Epigenetic Memory of Vitamin D Supplementation

Exposure to dietary molecules during adulthood creates an epigenetic memory in immune cells affecting disease risk in later years of life. Many nutritional molecules have a direct effect on the human genome and/or epigenome, since they (or their metabolites) activate transcription factors or chromatin modifiers. This process is the mechanistic basis of the discipline nutrigenomics. Thus, the daily diet of humans leads to changes in the transcriptome and epigenome of many tissues and cell types. In this way, many physiological functions of the human body, such as a well-responding immune system, are influenced by diet. Some of these effects are not only transient but may lead to persistent changes of the epigenome in many different tissues. However, the mechanistic details of this dietary programming of the epigenome are not well understood.
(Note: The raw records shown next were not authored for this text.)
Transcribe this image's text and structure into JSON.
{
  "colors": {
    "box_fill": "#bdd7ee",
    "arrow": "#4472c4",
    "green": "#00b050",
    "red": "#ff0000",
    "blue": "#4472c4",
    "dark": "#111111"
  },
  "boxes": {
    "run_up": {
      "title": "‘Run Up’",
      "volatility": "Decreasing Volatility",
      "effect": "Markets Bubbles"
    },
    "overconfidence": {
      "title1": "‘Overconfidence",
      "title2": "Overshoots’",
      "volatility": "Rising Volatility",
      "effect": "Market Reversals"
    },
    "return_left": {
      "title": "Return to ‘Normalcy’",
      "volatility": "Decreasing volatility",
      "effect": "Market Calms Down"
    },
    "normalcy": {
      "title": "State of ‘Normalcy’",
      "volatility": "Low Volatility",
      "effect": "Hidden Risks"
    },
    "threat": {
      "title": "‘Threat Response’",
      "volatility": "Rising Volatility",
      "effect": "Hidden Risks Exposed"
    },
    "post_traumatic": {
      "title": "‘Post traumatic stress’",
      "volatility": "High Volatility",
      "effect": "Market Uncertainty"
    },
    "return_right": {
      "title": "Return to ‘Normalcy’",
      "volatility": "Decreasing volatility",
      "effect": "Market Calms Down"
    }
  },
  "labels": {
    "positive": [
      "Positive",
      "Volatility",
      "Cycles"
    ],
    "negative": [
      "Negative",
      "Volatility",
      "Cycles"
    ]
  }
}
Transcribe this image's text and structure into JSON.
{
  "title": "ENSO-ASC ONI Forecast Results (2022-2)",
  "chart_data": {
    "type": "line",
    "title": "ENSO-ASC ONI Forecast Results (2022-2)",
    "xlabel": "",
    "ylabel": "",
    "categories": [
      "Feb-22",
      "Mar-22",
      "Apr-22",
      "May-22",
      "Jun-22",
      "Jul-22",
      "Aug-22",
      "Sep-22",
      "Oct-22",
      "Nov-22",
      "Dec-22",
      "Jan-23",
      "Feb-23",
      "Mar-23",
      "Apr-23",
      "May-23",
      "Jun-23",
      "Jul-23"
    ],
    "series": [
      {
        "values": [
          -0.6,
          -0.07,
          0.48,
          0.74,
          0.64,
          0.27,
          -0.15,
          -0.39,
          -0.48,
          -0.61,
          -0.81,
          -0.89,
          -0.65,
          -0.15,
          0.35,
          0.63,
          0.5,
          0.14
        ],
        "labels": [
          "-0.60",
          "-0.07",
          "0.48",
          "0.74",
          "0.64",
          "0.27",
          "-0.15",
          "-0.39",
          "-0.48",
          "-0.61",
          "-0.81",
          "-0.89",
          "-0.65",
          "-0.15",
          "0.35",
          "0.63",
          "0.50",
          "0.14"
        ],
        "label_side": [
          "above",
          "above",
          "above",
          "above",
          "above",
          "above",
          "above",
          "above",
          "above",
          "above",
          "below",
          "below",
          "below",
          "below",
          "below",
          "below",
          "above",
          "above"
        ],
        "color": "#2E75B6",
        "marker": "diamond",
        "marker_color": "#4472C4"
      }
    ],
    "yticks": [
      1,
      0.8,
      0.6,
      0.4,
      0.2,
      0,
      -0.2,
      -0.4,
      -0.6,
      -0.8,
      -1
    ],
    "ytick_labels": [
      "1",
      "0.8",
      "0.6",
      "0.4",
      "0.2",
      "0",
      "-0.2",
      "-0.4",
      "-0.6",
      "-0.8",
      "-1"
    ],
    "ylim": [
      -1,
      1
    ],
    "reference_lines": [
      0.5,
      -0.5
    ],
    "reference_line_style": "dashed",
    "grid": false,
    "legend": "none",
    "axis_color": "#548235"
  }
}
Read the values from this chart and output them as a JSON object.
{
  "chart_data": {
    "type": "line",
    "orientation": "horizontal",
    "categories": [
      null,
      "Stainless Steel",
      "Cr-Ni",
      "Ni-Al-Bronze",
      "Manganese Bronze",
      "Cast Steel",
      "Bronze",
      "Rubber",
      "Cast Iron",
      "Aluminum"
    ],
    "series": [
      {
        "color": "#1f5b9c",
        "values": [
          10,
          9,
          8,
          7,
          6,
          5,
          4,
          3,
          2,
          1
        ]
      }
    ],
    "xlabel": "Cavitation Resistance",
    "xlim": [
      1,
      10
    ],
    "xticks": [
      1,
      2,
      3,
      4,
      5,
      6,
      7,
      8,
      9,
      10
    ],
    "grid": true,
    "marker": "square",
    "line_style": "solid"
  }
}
Therefore, in this study, the investigators will study this process at the example of epigenetic programming of primary human immune cells with the micronutrient vitamin D3. They will use the approach to follow a small but sufficient number of healthy adult volunteers (based on power calculation of self-controlled longitudinal studies) individually over time while measuring per individual a large number of molecular and dynamic parameters that will be used for mechanistic modeling, instead of investigating only few parameters from a large number of participants for statistical modeling. The main hypothesis of the investigators is that nutritional components, such as vitamin D3, have a direct effect on the epigenome of the different cell types of the immune system. Using complementary in vivo, in vitro and in silico approaches, they will investigate the mechanistic basis of this dietary epigenetic programming process and how it creates memory.